Yazımızla konuyu 6098 sayılı Türk Borçlar Kanunu/TBK ve Yargıtay uygulaması eşliğinde ana hatlarıyla aktarmaktayız.


Yazı içeriği ve Başlıklar;
1-Öncelikle Kira Sözleşmesinin Niteliği Belirlenmelidir
2-Belirli Süreli Konut ve Çatılı İşyeri Sözleşmelerinde
3-Belirsiz Süreli Konut ve Çatılı İşyeri Sözleşmelerinde
4-Adi Kira Sözleşmelerinde

I) Öncelikle Kira Sözleşmesinin Niteliği Belirlenmelidir
Kira uyuşmazlıklarında süre ile ilgili ihtilafların çözümünde iki önemli konunun öncelikle tespiti gerekecektir.
İlki, kiralanan yerin vasfının belirlenmesidir. Buna göre yasamızda konut ve çatılı işyeri kiraları ile adi kira uyuşmazlıkları farklı maddelerde düzenlenmiştir. Konut ve çatılı işyeri kiralarına dair düzenlemelerde kiracıların korunması prensibi yoğun biçimde kendisini göstermekte ve aksine anlaşmanın geçersiz sayılacağı emredici normlar ağırlıktadır.
İkinci olarak ise sözleşmenin belirli süreli mi yoksa belirsiz süreli mi akdedildiği tespit edilmelidir. Belirli süreli sözleşme tarafların sözleşmenin süresini belirledikleri örneğin 1 yıl-5 yıl gibi bir sürenin kabul edildiği hallerde mevcutur. Tarafların sözleşmenin ne kadar süreceğine dair herhangi bir anlaşmaları yok ise bu sözleşme belirsiz süreli kabul edilecektir.
Yukarıdaki belirlemeler yapıldıktan sonra, uyuşmazlığa hangi yasa maddesinin tatbik edileceği ortaya çıkacaktır. Ancak unutulmamalıdır ki, kira hukuku alanında tarafların iradesi önemlidir ve yasanın emredici hükümlerine aykırı olmadıkça sözleşme hükümleri geçerlidir. Dolayısıyla kira sözleşmesinin özel şartları ya da matbu bölümlerindeki ifadelerin dikkatlice incelenmesi önem arz eder.
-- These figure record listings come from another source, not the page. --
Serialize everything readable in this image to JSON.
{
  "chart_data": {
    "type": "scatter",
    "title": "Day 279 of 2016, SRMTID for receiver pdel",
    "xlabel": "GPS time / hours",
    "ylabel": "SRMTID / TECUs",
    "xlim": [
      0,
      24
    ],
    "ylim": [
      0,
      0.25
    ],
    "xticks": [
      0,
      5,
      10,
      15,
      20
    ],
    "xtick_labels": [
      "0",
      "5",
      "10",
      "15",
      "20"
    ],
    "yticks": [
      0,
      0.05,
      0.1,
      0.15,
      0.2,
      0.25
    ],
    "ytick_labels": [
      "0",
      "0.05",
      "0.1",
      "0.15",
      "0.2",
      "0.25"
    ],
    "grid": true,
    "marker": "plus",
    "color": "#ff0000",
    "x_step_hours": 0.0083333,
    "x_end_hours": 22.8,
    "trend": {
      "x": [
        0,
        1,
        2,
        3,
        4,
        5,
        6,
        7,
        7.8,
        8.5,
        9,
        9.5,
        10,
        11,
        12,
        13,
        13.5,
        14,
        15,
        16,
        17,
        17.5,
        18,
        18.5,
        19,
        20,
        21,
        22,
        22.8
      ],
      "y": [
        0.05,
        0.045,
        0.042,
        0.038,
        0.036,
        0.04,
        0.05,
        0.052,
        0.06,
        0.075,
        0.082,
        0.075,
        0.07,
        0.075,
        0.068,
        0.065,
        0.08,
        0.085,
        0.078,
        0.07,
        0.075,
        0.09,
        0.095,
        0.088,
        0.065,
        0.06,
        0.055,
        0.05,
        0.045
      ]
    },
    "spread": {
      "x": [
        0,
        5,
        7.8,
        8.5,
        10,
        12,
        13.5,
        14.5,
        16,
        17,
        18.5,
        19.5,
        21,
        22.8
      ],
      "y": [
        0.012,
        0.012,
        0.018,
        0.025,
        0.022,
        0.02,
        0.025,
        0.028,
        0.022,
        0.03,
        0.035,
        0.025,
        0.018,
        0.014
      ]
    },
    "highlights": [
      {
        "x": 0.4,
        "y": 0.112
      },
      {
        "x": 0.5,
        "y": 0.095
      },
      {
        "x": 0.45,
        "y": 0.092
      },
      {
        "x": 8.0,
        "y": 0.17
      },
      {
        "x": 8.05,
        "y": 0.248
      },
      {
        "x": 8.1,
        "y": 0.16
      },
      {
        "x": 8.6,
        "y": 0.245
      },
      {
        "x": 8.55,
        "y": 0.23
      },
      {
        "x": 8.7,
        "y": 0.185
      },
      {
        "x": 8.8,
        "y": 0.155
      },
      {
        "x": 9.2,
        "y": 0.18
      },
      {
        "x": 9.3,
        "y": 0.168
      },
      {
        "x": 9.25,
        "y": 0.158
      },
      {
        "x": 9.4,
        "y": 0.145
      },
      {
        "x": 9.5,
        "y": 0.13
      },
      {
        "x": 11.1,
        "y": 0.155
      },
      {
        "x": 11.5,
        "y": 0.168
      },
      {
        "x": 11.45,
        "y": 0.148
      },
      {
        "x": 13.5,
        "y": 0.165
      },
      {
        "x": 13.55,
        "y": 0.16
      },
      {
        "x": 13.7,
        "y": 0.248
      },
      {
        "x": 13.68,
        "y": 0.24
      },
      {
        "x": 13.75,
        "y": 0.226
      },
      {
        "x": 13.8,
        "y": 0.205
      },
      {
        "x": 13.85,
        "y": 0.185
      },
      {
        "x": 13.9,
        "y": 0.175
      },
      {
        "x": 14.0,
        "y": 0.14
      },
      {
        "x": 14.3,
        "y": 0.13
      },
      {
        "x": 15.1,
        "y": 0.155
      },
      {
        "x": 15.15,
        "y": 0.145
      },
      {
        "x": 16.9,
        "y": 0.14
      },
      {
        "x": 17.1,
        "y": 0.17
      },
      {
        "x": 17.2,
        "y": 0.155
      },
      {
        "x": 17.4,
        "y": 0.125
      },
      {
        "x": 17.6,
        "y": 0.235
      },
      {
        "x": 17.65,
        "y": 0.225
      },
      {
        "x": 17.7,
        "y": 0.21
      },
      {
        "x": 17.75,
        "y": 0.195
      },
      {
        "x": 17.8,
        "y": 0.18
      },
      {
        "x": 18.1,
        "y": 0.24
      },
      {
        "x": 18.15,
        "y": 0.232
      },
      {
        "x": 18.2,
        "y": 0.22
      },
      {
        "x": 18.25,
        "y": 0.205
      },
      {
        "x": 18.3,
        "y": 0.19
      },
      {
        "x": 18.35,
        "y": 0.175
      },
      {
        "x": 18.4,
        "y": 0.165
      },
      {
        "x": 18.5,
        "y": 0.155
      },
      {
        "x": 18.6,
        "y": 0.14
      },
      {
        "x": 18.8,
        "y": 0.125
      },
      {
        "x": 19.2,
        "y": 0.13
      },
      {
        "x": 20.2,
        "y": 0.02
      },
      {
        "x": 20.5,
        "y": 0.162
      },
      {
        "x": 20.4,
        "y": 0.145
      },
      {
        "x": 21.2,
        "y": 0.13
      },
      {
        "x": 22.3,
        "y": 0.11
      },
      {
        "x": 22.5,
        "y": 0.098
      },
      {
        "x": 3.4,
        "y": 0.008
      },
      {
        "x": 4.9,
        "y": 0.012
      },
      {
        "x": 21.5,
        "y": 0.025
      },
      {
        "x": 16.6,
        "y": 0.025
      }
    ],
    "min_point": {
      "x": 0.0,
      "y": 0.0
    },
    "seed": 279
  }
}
II) Belirli Süreli Konut ve Çatılı İşyeri Sözleşmelerinde
Bu türden sözleşmede kira süresinin bitiminde ne olacağı TBK madde 347/1 içerisinde kiracı ve ev sahipleri yönüyle ayrı ayrı düzenlenmiştir.
Kiracı yönüyle; sürenin bitiminden en az 15 gün önce bildirimde bulunulmadıkça, sözleşme aynı koşullarda 1 yıl süre ile uzayacaktır. Örnek olarak 15.08.2024 itibariyle süresi dolacak olan bir sözleşmede kiracı en geç 31.07.2024 tarihinde evi boşaltacağını söylemedikçe, sözleşme aynı şartlarda 1 yıl daha uzar ve sırf sürenin dolmasından ötürü ev sahibi tarafından kiracının tahliyesi istenemez. . Ancak 15 günlük süre yasada en az şeklinde kaleme alınmakla daha uzun bir süre belirlenmesi durumunda -örneğin 1 ay- belirlenen süre dikkate alınır. Bu durum, her sene aynı şekilde tekrar edecektir.
(“…Olayımıza gelince; hükme esas alınan ve taraflar arasında bir uyuşmazlık bulunmayan 15/03/2014 başlangıç tarihli 1 yıl süreli kira sözleşmesinin 12. maddesinde; ”…Ayrıca kiracı, kendi isteği ile kira dönemi sonunda gayrimenkulu tahliye etmeye karar verirse, tahliyeden en az 2 ay önce mal sahibine yazılı bildirimde bulunacaktır. Aksi taktirde kira dönemi sonuna kadar olan kirayı öder. Mal sahibi de kiracının gayrimenkulü tahliye etmesini istediğinde aynı şekilde 2 ay öncesinden bildirimde bulunacaktır.” düzenlemesi hüküm altına alınmıştır.Anılan sözleşme hükmü gereğince davacı yan tarafından sözleşme bitim tarihinden 2 ay önce davalıya gönderilen bir ihtar bulunmadığından kira sözleşmesi aynı koşullarla bir yıl uzamış olup 30/04/2015 tarihinde açılan dava süresinde değildir.Açıklanan bu olgu karşısında süresinde açılmayan davanın reddine karar verilmesi gerekirken yazılı şekilde kiralananın tahliyesine karar verilmesi usul ve yasaya aykırıdır…”; Yargıtay 3. Hukuk Dairesi 2017/16499 E 2017/17280 K).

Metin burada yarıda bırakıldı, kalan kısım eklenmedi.